Suncorp is ramping up work on a second modernisation program after bedding down its three-year Building Blocks program ahead of schedule.
Building Blocks aimed to simplify Suncorp’s banking and insurance businesses by removing duplicate CRM, HR, finance, claims, and pricing systems with an annual savings target of $235 million from 2013.
Suncorp last week said it had completed its Building Blocks infrastructure projects in the 2011-12 financial year, crediting the program for saving more than $200 million in the 12 months to 30 June.
For the final stages of Building Blocks, Suncorp consolidated 245 "corporate centre applications" into 78, while deploying a hosted Oracle CRM OnDemand platform for its banking business.
“It’s been a busy year,” Suncorp’s head of business applications Matt Pancino told iTnews.
“Building Blocks was the first half of modernisation. ‘Simplification’ is the final step in removing all of the legacy complexity from what was a heterogeneous group quite a few years ago.”
In its FY12 results announcement last week, Suncorp told investors that the $275 million simplification program aimed to invest in modern platforms and systems, and reduce the cost of operating and maintaining legacy infrastructure.
The group planned to further streamline legal structures and its cost base, with Pancino noting that technology was “just one aspect of the group’s Simplification agenda”.

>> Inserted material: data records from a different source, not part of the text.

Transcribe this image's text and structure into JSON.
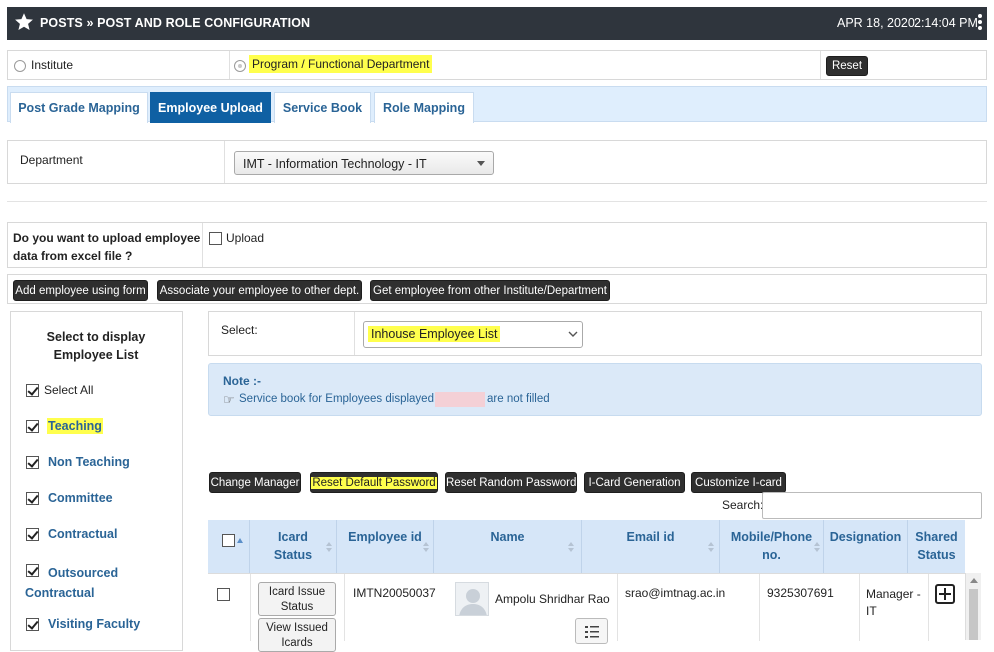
{
  "header": {
    "title": "POSTS » POST AND ROLE CONFIGURATION",
    "date": "APR 18, 2020",
    "time": "2:14:04 PM"
  },
  "scope": {
    "institute_label": "Institute",
    "program_label": "Program / Functional Department",
    "reset_label": "Reset"
  },
  "tabs": [
    {
      "label": "Post Grade Mapping"
    },
    {
      "label": "Employee Upload"
    },
    {
      "label": "Service Book"
    },
    {
      "label": "Role Mapping"
    }
  ],
  "department": {
    "label": "Department",
    "value": "IMT - Information Technology - IT"
  },
  "upload": {
    "question": "Do you want to upload employee data from excel file ?",
    "checkbox_label": "Upload"
  },
  "actions": {
    "add_form": "Add employee using form",
    "associate": "Associate your employee to other dept.",
    "get_other": "Get employee from other Institute/Department"
  },
  "filter": {
    "heading": "Select to display Employee List",
    "select_all": "Select All",
    "items": [
      "Teaching",
      "Non Teaching",
      "Committee",
      "Contractual",
      "Outsourced Contractual",
      "Visiting Faculty"
    ]
  },
  "list_select": {
    "label": "Select:",
    "value": "Inhouse Employee List"
  },
  "note": {
    "title": "Note :-",
    "text_before": "Service book for Employees displayed in",
    "text_after": "are not filled",
    "highlight_color": "#f4d0d6"
  },
  "toolbar": {
    "change_manager": "Change Manager",
    "reset_default": "Reset Default Password",
    "reset_random": "Reset Random Password",
    "icard_generation": "I-Card Generation",
    "customize_icard": "Customize I-card"
  },
  "search": {
    "label": "Search:",
    "value": ""
  },
  "table": {
    "columns": [
      "Icard Status",
      "Employee id",
      "Name",
      "Email id",
      "Mobile/Phone no.",
      "Designation",
      "Shared Status"
    ],
    "rows": [
      {
        "icard_btn": "Icard Issue Status",
        "view_btn": "View Issued Icards",
        "employee_id": "IMTN20050037",
        "name": "Ampolu Shridhar Rao",
        "email": "srao@imtnag.ac.in",
        "mobile": "9325307691",
        "designation": "Manager - IT"
      }
    ]
  },
  "colors": {
    "header_bg": "#2f353d",
    "tab_active": "#0f60a3",
    "link_blue": "#2a6496",
    "highlight": "#ffff4d",
    "note_bg": "#dbe9f8"
  }
}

In the coming 12 months, Suncorp planned to decommission legacy general insurance policy systems, improve its core banking platform and undertake an ‘operational excellence program’ with global partners.
Pancino said the company planned to consolidate 14 insurance policy mainframe systems into one, while re-engineering platforms to support a 2.5-year-old push to drive more life insurance sales through direct channels.
“By decommissioning duplicate or dated systems, Suncorp aims to reduce operating costs and reinvest those savings in new digital channels,” he said.
In the past 12 months, Pancino said the group had delivered 14 new websites and seven mobile applications, noting that mobile devices accounted for a third of its online banking logins in 2011-12, up from 18 percent the year prior.
The group looked to leverage Agile development, open source technologies, its three-year-old ‘SunCloud’ private cloud infrastructure as well as externally hosted products to improve its flexibility and speed to market.
Pancino said it was also building automated testing frameworks for developing, configuring, maintaining and upgrading systems quickly.
When Suncorp chief executive officer Patrick Snowball unveiled the Simplification Program in May, he said it would deliver annual benefits in the region of $200 million from the 2016 financial year.
Pancino said the technology team was working to a much more aggressive timeframe but did not disclose details.
Suncorp last week recorded a profit of $724 million, up from $453 million the year prior, when the group experienced “the worst period of natural disasters in the region’s history”.
The group reported a $780 million profit during the 2009-10 financial year.
Chairman Ziggy Switkowski said this year’s results demonstrated “Suncorp’s ability to successfully balance a major transformation program and numerous external challenges while also rebuilding shareholder value”.